Re: [PATCH v3 2/2] mm/mglru: maintain workingset refault context across state transitions
From: Leno Hou
Date: Tue Mar 17 2026 - 23:41:55 EST
On 3/18/26 11:30 AM, Kairui Song wrote:
On Mon, Mar 16, 2026 at 1:56 PM Leno Hou via B4 Relay
<devnull+lenohou.gmail.com@xxxxxxxxxx> wrote:
From: Leno Hou <lenohou@xxxxxxxxx>
When MGLRU state is toggled dynamically, existing shadow entries (eviction
tokens) lose their context. Traditional LRU and MGLRU handle workingset
refaults using different logic. Without context, shadow entries
re-activated by the "wrong" reclaim logic trigger excessive page
activations (pgactivate) and system thrashing, as the kernel cannot
correctly distinguish if a refaulted page was originally managed by
MGLRU or the traditional LRU.
This patch introduces shadow entry context tracking:
- Encode MGLRU origin: Introduce WORKINGSET_MGLRU_SHIFT into the shadow
entry (eviction token) encoding. This adds an 'is_mglru' bit to shadow
entries, allowing the kernel to correctly identify the originating
reclaim logic for a page even after the global MGLRU state has been
toggled.
Hi Leno,
I really don't think it's a good idea to waste one bit there just for
the transition state which is rarely used. And if you switched between
MGLRU / non-MGLRU then the refault distance check is already kind of
meaning less unless we unify their logic of reactivation.
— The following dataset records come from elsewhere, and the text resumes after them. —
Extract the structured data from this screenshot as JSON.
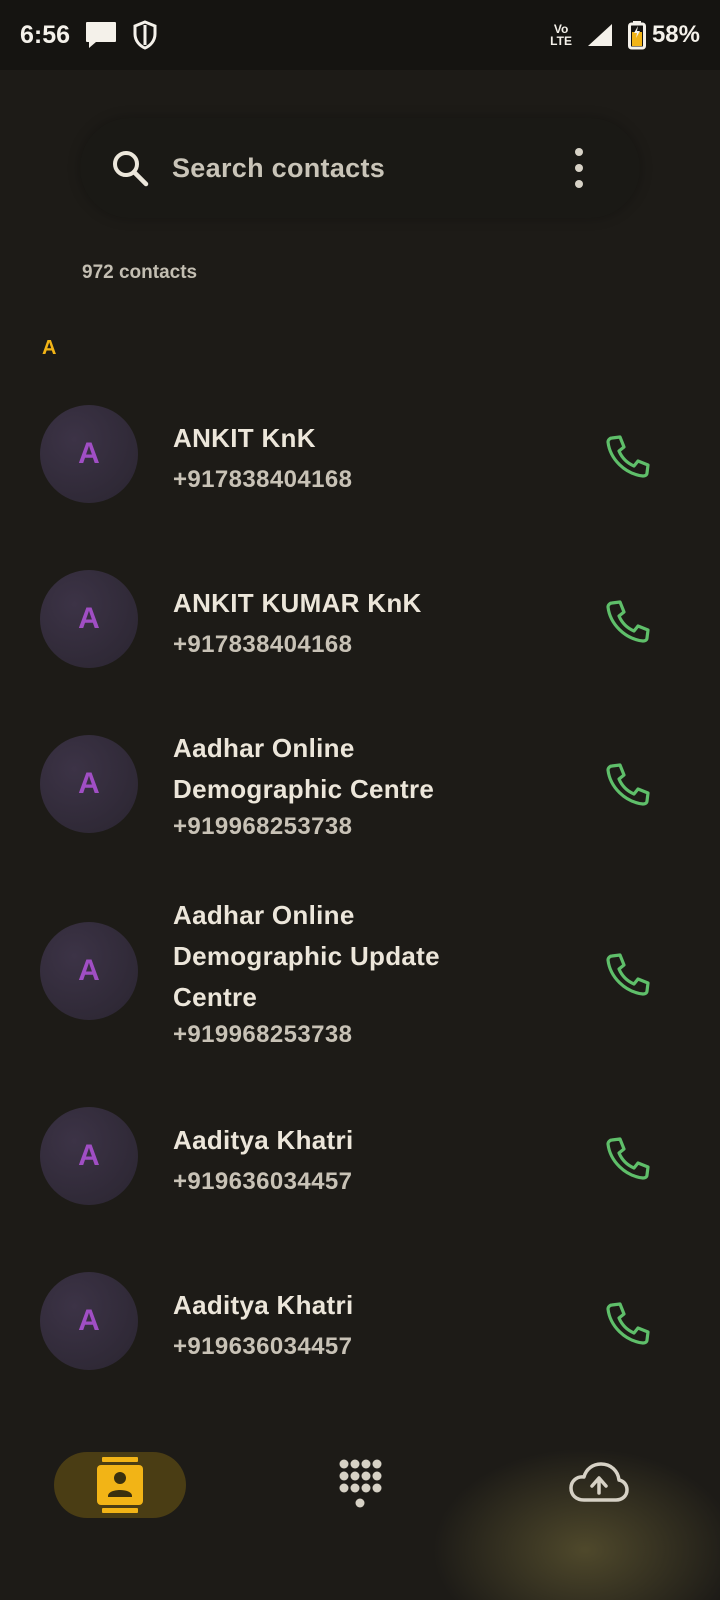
{
  "status_bar": {
    "time": "6:56",
    "network_label_top": "Vo",
    "network_label_bottom": "LTE",
    "battery": "58%"
  },
  "search": {
    "placeholder": "Search contacts"
  },
  "contacts_count": "972 contacts",
  "section_letter": "A",
  "contacts": [
    {
      "initial": "A",
      "name_lines": [
        "ANKIT KnK"
      ],
      "phone": "+917838404168"
    },
    {
      "initial": "A",
      "name_lines": [
        "ANKIT KUMAR KnK"
      ],
      "phone": "+917838404168"
    },
    {
      "initial": "A",
      "name_lines": [
        "Aadhar Online",
        "Demographic Centre"
      ],
      "phone": "+919968253738"
    },
    {
      "initial": "A",
      "name_lines": [
        "Aadhar Online",
        "Demographic Update",
        "Centre"
      ],
      "phone": "+919968253738"
    },
    {
      "initial": "A",
      "name_lines": [
        "Aaditya Khatri"
      ],
      "phone": "+919636034457"
    },
    {
      "initial": "A",
      "name_lines": [
        "Aaditya Khatri"
      ],
      "phone": "+919636034457"
    }
  ],
  "colors": {
    "accent": "#f2b416",
    "call_green": "#5fbf6a",
    "avatar_letter": "#a04ec4"
  },
  "nav": {
    "items": [
      "contacts-icon",
      "dialpad-icon",
      "cloud-upload-icon"
    ],
    "selected": "contacts-icon"
  }
}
BTW I tried that sometime ago: https://lwn.net/Articles/945266/
- Refault logic dispatch: Use this 'is_mglru' bit in workingset_refault()
and workingset_test_recent() to dispatch refault events to the correct
handler (lru_gen_refault vs. traditional workingset refault).
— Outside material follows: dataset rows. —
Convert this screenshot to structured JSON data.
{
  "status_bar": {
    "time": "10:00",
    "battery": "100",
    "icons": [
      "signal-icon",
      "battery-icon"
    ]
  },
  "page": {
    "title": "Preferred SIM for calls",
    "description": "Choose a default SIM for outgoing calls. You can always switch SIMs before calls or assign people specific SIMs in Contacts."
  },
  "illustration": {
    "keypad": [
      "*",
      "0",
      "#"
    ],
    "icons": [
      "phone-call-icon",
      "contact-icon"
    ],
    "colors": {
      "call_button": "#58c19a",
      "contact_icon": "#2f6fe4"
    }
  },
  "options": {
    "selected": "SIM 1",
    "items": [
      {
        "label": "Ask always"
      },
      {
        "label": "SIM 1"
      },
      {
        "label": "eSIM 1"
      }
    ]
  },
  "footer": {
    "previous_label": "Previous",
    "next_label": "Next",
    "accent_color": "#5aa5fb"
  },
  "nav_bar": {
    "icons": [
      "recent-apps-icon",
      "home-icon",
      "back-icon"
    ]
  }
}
Hmm, restoring the folio ref count in MGLRU is not the same thing as
reactivation or restoring the workingset flag in non-MGLRU case, and
not really comparable. Not sure this will be helpful.
Maybe for now we just igore this part, shadow is just a hint after
all, switch the LRU at runtime is already a huge performance impact
factor and not recommend, that the shadow part is trivial compared to
that.
Hi Kairui,
Thank you for the insightful feedback. I completely agree with your assessment: the workingset refault context is indeed just a hint, and trying to align or convert these tokens between MGLRU and non-MGLRU states is overly complex and likely unnecessary, especially given that runtime switching is an extreme and infrequent operation.
I have decided to take your advice and completely remove the patches related to workingset refault context tracking and folio_lru_gen state checking.
My revised patch will focus solely on the lru_drain_core state machine, which is the minimal and robust approach to address the primary issue: preventing cgroup OOMs caused by the race condition during state transitions. This should significantly reduce the complexity and risk of the patch series.
I've sent a simplified v4 patch series that focuses strictly on the lru_drain_core logic, removing all the disputed context-tracking code.
And this patch was tested on latest 7.0.0-rc1 with 1000 iterations
toggle on/off and no OOM.
Thank you for helping me sharpen the focus of this fix.
Best regards,
Leno Hou